116W Poster - Evolutionary Genetics
Wednesday June 08, 8:30 PM - 9:15 PM

Effects of inbreeding, drift, and selection on mutation load in the Florida scrub-jay


Authors:
Mitchell G Lokey 1; Tram N Nguyen 2,3; Elissa J Cosgrove 1; Felix EG Beaudry 4; Nancy Chen 4; Reed Bowman 5; John W Fitzpatrick 2,3; Philipp W Messer 1,2,6; Andrew G Clark 1,2,6

Affiliations:
1) Department of Molecular Biology & Genetics, Cornell University, Ithaca, New York, USA; 2) Department of Ecology & Evolutionary Biology, Cornell University, Ithaca, New York, USA; 3) Lab of Ornithology, Cornell University, Ithaca, New York, USA; 4) Department of Biology, University of Rochester, Rochester, New York, USA; 5) Archbold Biological Station, Venus, FL 33960, USA; 6) Department of Computational Biology, Cornell University, Ithaca, New York, USA

Keywords:
Ecological & conservation genetics

Recent human activity has driven population decline for thousands of species around the world. Population genetic theory predicts that as populations decline, genetic drift can result in deleterious variants attaining higher allele frequencies. The aggregate increase of deleterious variants in a population leads to a larger genetic load in small and declining populations relative to large equilibrium populations. Furthermore, if inbreeding is increased due to population decline, the homozygosity of deleterious variants will also increase, thereby raising the homozygous load.
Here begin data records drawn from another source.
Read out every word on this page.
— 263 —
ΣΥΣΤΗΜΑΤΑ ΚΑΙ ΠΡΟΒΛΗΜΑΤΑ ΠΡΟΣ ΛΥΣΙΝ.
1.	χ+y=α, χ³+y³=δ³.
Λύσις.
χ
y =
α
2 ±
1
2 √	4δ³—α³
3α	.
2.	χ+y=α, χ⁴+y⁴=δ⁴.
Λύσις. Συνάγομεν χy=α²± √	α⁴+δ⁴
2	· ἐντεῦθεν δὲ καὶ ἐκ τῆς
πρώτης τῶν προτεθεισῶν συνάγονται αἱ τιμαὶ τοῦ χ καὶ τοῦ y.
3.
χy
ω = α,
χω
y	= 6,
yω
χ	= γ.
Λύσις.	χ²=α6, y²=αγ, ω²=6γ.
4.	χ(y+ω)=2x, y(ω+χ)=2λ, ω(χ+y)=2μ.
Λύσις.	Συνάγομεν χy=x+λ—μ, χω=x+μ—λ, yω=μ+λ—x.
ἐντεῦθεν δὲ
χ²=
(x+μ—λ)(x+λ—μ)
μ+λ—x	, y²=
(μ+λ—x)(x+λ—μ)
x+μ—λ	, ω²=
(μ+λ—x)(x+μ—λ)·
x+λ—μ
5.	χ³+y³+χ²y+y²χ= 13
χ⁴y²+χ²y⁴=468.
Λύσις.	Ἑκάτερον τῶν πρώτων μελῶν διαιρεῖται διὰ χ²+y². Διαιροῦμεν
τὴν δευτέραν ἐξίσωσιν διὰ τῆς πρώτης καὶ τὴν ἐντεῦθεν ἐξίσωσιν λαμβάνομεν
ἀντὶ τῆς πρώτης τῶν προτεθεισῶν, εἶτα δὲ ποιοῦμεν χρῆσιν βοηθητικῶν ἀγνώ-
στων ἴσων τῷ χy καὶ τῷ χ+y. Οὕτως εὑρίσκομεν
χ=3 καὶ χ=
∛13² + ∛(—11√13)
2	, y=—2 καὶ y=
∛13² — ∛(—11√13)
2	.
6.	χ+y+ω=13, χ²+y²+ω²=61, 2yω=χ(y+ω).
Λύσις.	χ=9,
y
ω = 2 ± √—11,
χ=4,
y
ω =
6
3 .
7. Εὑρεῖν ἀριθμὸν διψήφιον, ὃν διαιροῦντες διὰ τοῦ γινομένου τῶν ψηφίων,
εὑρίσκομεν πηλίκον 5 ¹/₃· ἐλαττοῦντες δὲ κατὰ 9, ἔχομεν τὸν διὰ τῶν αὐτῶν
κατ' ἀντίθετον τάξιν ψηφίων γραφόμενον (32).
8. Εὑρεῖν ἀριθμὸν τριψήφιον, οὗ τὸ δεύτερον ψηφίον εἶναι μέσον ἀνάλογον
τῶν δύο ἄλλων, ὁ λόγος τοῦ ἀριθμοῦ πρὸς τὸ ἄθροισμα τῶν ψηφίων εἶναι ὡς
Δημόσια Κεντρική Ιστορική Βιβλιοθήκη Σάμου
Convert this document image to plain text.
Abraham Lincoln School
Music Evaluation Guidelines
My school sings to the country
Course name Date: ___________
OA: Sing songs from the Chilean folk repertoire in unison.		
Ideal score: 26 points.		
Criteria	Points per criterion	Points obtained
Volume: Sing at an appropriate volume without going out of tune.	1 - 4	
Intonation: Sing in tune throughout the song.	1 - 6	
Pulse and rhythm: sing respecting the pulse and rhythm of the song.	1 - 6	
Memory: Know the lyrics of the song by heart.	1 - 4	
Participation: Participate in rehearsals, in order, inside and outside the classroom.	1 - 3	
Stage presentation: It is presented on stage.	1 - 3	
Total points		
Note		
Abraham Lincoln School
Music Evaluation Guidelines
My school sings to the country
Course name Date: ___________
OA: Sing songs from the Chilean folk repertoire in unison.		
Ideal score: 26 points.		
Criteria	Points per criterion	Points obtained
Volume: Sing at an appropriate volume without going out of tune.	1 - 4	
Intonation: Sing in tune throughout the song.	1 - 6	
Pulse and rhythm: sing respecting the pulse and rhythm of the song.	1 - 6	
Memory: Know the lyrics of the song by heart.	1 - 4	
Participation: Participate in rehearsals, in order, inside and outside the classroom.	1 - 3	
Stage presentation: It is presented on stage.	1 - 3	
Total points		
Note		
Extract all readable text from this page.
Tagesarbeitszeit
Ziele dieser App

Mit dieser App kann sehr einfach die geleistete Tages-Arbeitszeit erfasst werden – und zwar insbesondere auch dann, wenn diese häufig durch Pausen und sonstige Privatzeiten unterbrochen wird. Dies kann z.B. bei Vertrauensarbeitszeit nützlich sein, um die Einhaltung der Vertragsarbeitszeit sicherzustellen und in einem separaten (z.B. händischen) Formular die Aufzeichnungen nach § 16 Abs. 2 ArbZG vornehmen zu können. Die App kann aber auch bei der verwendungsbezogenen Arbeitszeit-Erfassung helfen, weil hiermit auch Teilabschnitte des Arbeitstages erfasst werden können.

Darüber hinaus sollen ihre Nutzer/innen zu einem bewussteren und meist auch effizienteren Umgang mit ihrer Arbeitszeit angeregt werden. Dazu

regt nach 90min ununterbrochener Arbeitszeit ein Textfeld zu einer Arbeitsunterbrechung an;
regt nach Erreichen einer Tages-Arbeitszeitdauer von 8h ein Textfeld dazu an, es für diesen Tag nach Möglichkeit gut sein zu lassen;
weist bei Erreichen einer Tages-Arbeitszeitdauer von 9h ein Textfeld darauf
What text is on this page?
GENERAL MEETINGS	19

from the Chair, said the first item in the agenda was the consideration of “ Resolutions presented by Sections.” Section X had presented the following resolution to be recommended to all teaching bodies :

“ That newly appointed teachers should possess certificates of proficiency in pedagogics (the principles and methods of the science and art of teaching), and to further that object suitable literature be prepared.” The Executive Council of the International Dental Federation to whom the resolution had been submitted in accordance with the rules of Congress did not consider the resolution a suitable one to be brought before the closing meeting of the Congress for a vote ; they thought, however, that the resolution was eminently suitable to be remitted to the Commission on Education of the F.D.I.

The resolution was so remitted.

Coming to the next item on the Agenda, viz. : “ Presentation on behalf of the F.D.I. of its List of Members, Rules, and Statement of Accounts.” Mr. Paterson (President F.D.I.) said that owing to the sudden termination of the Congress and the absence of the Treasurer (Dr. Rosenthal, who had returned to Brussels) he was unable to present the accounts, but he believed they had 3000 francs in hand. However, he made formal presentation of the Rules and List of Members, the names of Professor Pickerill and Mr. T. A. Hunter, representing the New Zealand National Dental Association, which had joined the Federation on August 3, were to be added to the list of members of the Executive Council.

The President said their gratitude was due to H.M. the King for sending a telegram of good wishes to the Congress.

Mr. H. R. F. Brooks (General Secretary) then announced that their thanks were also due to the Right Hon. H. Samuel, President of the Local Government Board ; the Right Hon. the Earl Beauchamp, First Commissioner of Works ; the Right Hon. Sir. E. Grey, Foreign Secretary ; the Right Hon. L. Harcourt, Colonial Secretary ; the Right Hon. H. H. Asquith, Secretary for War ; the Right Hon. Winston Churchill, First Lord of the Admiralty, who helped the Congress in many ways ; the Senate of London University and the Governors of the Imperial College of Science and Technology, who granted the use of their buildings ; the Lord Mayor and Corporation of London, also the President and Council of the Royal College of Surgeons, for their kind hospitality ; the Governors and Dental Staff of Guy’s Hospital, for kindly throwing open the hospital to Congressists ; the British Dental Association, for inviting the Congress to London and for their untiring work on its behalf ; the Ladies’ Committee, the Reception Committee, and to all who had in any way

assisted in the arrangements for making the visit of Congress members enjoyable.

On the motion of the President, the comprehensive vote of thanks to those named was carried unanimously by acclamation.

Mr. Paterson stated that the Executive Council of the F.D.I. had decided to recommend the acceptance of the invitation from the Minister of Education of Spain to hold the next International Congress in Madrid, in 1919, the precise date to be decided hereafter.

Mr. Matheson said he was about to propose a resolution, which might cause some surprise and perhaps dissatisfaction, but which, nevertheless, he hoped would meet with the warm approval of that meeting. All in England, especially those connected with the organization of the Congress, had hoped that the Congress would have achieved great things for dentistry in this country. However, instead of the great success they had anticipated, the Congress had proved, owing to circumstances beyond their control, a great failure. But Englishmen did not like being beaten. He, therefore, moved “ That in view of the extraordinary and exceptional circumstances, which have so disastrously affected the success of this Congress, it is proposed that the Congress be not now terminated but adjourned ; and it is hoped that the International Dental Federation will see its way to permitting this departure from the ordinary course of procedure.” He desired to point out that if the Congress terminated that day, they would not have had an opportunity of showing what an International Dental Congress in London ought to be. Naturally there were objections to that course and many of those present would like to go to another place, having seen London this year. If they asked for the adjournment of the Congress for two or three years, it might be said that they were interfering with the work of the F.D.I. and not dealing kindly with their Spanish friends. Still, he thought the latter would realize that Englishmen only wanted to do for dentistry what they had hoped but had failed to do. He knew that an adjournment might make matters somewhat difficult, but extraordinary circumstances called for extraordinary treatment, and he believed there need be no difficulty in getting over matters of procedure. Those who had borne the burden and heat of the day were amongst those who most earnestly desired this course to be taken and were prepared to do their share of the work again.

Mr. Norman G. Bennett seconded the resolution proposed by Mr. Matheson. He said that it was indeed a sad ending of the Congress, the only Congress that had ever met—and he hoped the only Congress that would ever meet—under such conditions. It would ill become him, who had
Recent studies have claimed, however, that these genetic consequences of a population crash can be impacted by past demographic processes. In particular, ancestral bottlenecks may result in the loss of substantial amounts of recessive deleterious variation, as a consequence of both genetic drift and the increased efficacy of selection on homozygous recessive deleterious variants due to inbreeding, i.e. purging. The intertwined effects of demography, inbreeding, drift, and selection on mutation load has thus become an area of great interest for conservation genetics. In particular, the role of purging relative to random genetic drift in the loss of recessive deleterious variants during a bottleneck has been little studied. Here we explore the interplay of these processes using simulations, and relate these results to whole-genome sequences of 295 individuals from five meta-populations of the charismatic Florida scrub-jay (Aphelocoma coerulescens; FSJ). The FSJ is a well-studied bird with decades of demographic and environmental data collected from multiple conservation sites. Importantly, the FSJ has undergone several recent population bottlenecks, and, due to its non-migratory nature and human development, is currently living in fragmented meta-populations across the Florida peninsula. Using both gene prediction and synteny-based approaches, we identify putatively deleterious variants in whole-genome sequencing data for both historic and contemporary birds from five meta-populations. Comparing load across meta-populations and time in the population sequencing data and in forward genetic simulations, we explore the link between genetic load and the population genetic processes of inbreeding, genetic drift, and purifying selection.